Les indicateurs macroéconomiques montrent que le Liban connait une crise d’une extrême gravité. Le PIB a été ramené de 52 Mds$ en 2019 à 22 Mds$ en 2021. Le taux de chômage aurait progressé de 11% en 2018 à 30% en 2021.
Le déficit courant reste élevé à -12,8% du PIB en 2022 et le taux de change de marché s’est exponentiellement dégradé (40 000 LBP pour 1 $ en novembre 2022 contre 1507,5 avant crise).
Cette situation macroéconomique devrait théoriquement se traduire par un arrêt total de l’activité au Liban et une contraction très forte de la consommation, d’autant que les services publics ne fonctionnent que partiellement et de manière très dégradée.
Pourtant, une approche plus microéconomique semble montrer que l’activité se poursuit. Le Purchasing Managers’Index PMI s’est établi à 49,9 en juillet 2022, soit son niveau le plus élevé depuis juin 2013.

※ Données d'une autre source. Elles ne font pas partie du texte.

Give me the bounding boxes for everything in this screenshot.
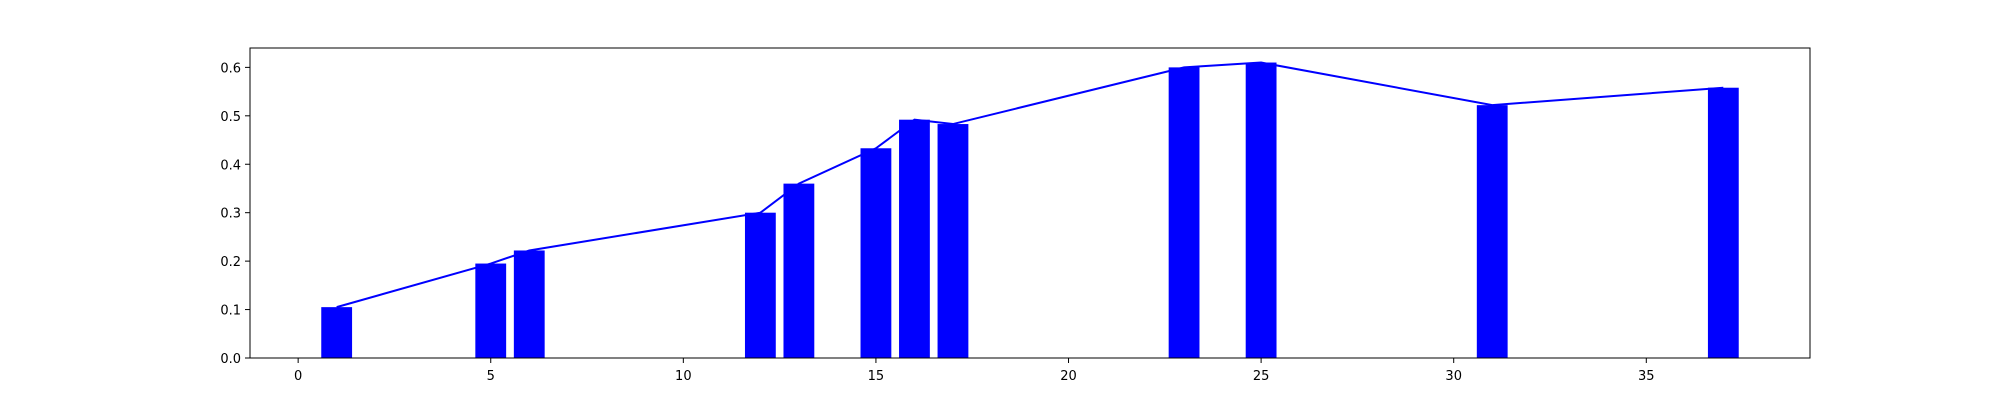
plot-frame <box>249 47 1811 359</box>
bar <box>860 148 892 358</box>
y-axis: 0.0 0.1 0.2 0.3 0.4 0.5 0.6 <box>220 61 250 367</box>
y-tick-label: 0.0 <box>220 352 241 367</box>
x-tick-label: 15 <box>868 369 885 384</box>
bar <box>321 307 353 358</box>
x-axis: 0 5 10 15 20 25 30 35 <box>294 358 1655 384</box>
x-tick-label: 5 <box>487 369 495 384</box>
bar <box>1245 62 1277 358</box>
line-series <box>336 61 1724 309</box>
y-tick-label: 0.1 <box>220 304 241 319</box>
y-tick-label: 0.3 <box>220 207 241 222</box>
y-tick-label: 0.2 <box>220 255 241 270</box>
x-tick-label: 10 <box>675 369 692 384</box>
x-tick-label: 30 <box>1445 369 1462 384</box>
bar <box>1168 67 1200 358</box>
bar <box>899 119 930 358</box>
bar <box>744 212 776 358</box>
bar <box>783 183 815 358</box>
y-tick-label: 0.6 <box>220 61 241 76</box>
x-tick-label: 25 <box>1253 369 1270 384</box>
y-tick-label: 0.4 <box>220 158 241 173</box>
y-tick-label: 0.5 <box>220 110 241 125</box>
x-tick-label: 35 <box>1638 369 1655 384</box>
bar <box>1476 105 1508 358</box>
bar <box>513 250 545 358</box>
x-tick-label: 0 <box>294 369 302 384</box>
bar-series <box>321 62 1739 358</box>
bar <box>1707 87 1739 358</box>
bar <box>937 124 969 358</box>
bar <box>475 263 507 358</box>
x-tick-label: 20 <box>1060 369 1077 384</box>
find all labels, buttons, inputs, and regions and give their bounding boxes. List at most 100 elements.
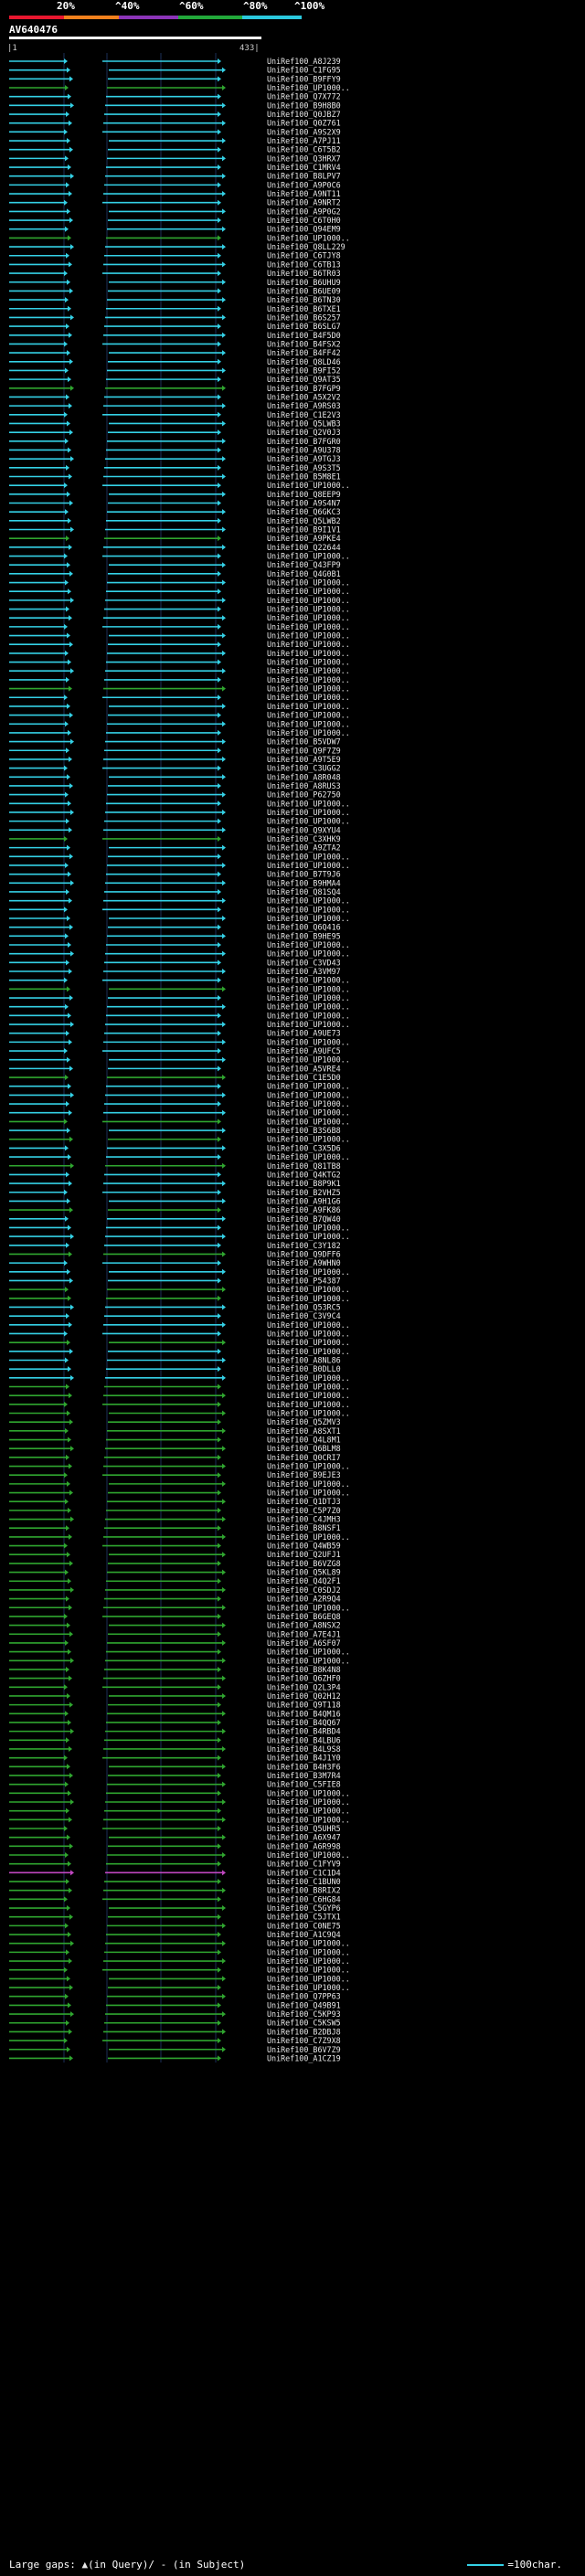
hit-arrow-icon [69,473,72,480]
hit-label: UniRef100_C6TB13 [267,260,341,269]
hit-arrow-icon [65,1075,69,1081]
hit-arrow-icon [64,482,68,489]
hit-arrow-icon [65,509,69,515]
hit-arrow-icon [222,1075,226,1081]
hit-label: UniRef100_B2VHZ5 [267,1188,341,1197]
hit-arrow-icon [70,597,74,603]
hit-label: UniRef100_UP1000.. [267,719,350,728]
hit-arrow-icon [65,1569,69,1575]
hit-arrow-icon [70,314,74,321]
hit-label: UniRef100_C6T0H0 [267,216,341,225]
hit-arrow-icon [222,827,226,833]
hit-arrow-icon [67,1340,70,1346]
hit-arrow-icon [70,456,74,462]
hit-arrow-icon [65,1145,69,1151]
hit-arrow-icon [69,924,73,930]
hit-arrow-icon [64,835,68,842]
hit-arrow-icon [70,1870,74,1876]
hit-label: UniRef100_C3X5D6 [267,1143,341,1152]
hit-label: UniRef100_A9S2X9 [267,127,341,136]
hit-arrow-icon [66,1595,69,1602]
hit-label: UniRef100_UP1000.. [267,1815,350,1824]
hit-arrow-icon [222,1745,226,1752]
hit-arrow-icon [218,288,221,294]
query-ruler [9,37,261,39]
hit-arrow-icon [218,1189,221,1195]
hit-arrow-icon [67,1976,70,1982]
hit-label: UniRef100_Q6Q416 [267,923,341,932]
hit-label: UniRef100_C1C1D4 [267,1868,341,1877]
hit-label: UniRef100_A8NL86 [267,1355,341,1364]
hit-arrow-icon [67,774,70,780]
hit-label: UniRef100_A8SXT1 [267,1426,341,1436]
hit-arrow-icon [222,350,226,356]
hit-arrow-icon [218,659,221,665]
hit-arrow-icon [67,1128,70,1134]
hit-arrow-icon [69,544,72,550]
hit-arrow-icon [70,1092,74,1098]
hit-arrow-icon [222,950,226,957]
hit-label: UniRef100_B4H3F6 [267,1762,341,1771]
hit-arrow-icon [222,1410,226,1416]
hit-label: UniRef100_C6HG84 [267,1894,341,1903]
hit-arrow-icon [68,871,71,877]
hit-arrow-icon [69,1817,72,1823]
hit-arrow-icon [222,1374,226,1381]
hit-arrow-icon [67,2046,70,2052]
hit-arrow-icon [66,1313,69,1320]
hit-label: UniRef100_A5VRE4 [267,1064,341,1073]
hit-label: UniRef100_UP1000.. [267,1532,350,1542]
hit-arrow-icon [64,1684,68,1691]
hit-arrow-icon [67,420,70,427]
hit-label: UniRef100_B5M8E1 [267,472,341,481]
hit-label: UniRef100_A8J239 [267,57,341,66]
hit-arrow-icon [68,1578,71,1585]
hit-arrow-icon [66,1737,69,1744]
hit-label: UniRef100_B9FI52 [267,366,341,375]
hit-arrow-icon [218,1330,221,1337]
hit-label: UniRef100_B5VDW7 [267,737,341,747]
hit-arrow-icon [67,67,70,73]
identity-band [9,16,64,19]
hit-label: UniRef100_UP1000.. [267,552,350,561]
hit-label: UniRef100_B7FGP9 [267,384,341,393]
hit-arrow-icon [66,394,69,400]
hit-arrow-icon [69,332,72,338]
hit-arrow-icon [66,747,69,754]
hit-arrow-icon [67,350,70,356]
hit-arrow-icon [66,1383,69,1390]
hit-arrow-icon [66,111,69,118]
hit-label: UniRef100_UP1000.. [267,1603,350,1612]
hit-arrow-icon [222,1162,226,1169]
hit-label: UniRef100_UP1000.. [267,1267,350,1277]
hit-arrow-icon [222,403,226,409]
hit-arrow-icon [64,58,68,64]
percent-tick-20: 20% [57,0,75,12]
hit-arrow-icon [222,438,226,444]
hit-label: UniRef100_UP1000.. [267,1090,350,1099]
hit-arrow-icon [222,1427,226,1434]
hit-arrow-icon [66,182,69,188]
hit-label: UniRef100_UP1000.. [267,693,350,702]
hit-arrow-icon [222,1480,226,1487]
hit-arrow-icon [218,1030,221,1036]
hit-arrow-icon [69,288,73,294]
hit-arrow-icon [70,102,74,109]
hit-arrow-icon [218,553,221,559]
hit-label: UniRef100_UP1000.. [267,808,350,817]
hit-arrow-icon [70,385,74,391]
hit-label: UniRef100_UP1000.. [267,481,350,490]
hit-label: UniRef100_UP1000.. [267,1285,350,1294]
hit-label: UniRef100_UP1000.. [267,675,350,684]
hit-arrow-icon [222,1003,226,1010]
hit-arrow-icon [64,1189,68,1195]
hit-arrow-icon [67,703,70,709]
identity-color-legend: 20% ^40% ^60% ^80% ^100% [0,0,585,22]
identity-band [178,16,242,19]
hit-arrow-icon [69,641,73,648]
hit-arrow-icon [64,1472,68,1479]
hit-arrow-icon [222,1234,226,1240]
hit-arrow-icon [218,1224,221,1231]
hit-arrow-icon [67,1198,70,1204]
hit-arrow-icon [222,102,226,109]
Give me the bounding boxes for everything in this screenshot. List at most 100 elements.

L’activité du port de Beyrouth a progressé de +6,4% sur les sept premiers mois de 2022 et le trafic de l’aéroport de Beyrouth de +55% en glissement annuel sur les neuf premiers mois de 2022.
Les importations sur les sept premiers mois de l’année s’élèvent à 11 Mds$, sur une telle base, le montant pour 2022 pourrait atteindre 19 Mds, soit un niveau équivalent à la période d’avant crise.
Les pistes d’explication sont à ce stade des hypothèses qui pourraient illustrer le phénomène d’adaptation de l’économie libanaise :
– le maintien des transferts en devise soit 19,8% du PIB en 2020, qui entretient la consommation.
– des pics saisonniers d’activités de services dans les secteurs protégés comme le tourisme, l’hôtellerie et la restauration
– le développement du secteur informel
– les réserves et comportement de thésaurisation des agents économiques
Par ailleurs, l’arrêt du fonctionnement système bancaire et la perte de crédibilité de la livre libanaise auraient dû paralyser l’économie libanaise. La continuité du système de paiements et d’approvisionnements du marché en liquidité a été permise par un double effet de développement d’une économie en cash et une dollarisation progressive des principaux secteurs d’activité.
Aujourd’hui la quantité de dollars en circulation se situerait dans une fourchette entre 10 et 15 Mds$ soit entre 50% et 75% du PIB libanais, ce qui représente une dollarisation partielle de facto.
En l’absence de programme FMI, cette situation pourrait devenir structurelle mais elle place l’économie libanaise dans un équilibre précaire et sous-optimal :
– L’Etat et les services publics continueraient de s’affaiblir
– La dépendance vis-à-vis de l’extérieur et les mécanismes de solidarité de la diaspora reposent sur une émigration de la population active la plus qualifiée
– L’investissement productif est découragé et l’investissement publicain infrastructures est réduit à néant
In fine, le Liban s’oriente vers un modèle économique de consommation de biens courants, en situation de sous-investissement et donc la dépense est permise principalement par des canaux d’approvisionnements externes ou non officiels en liquidité.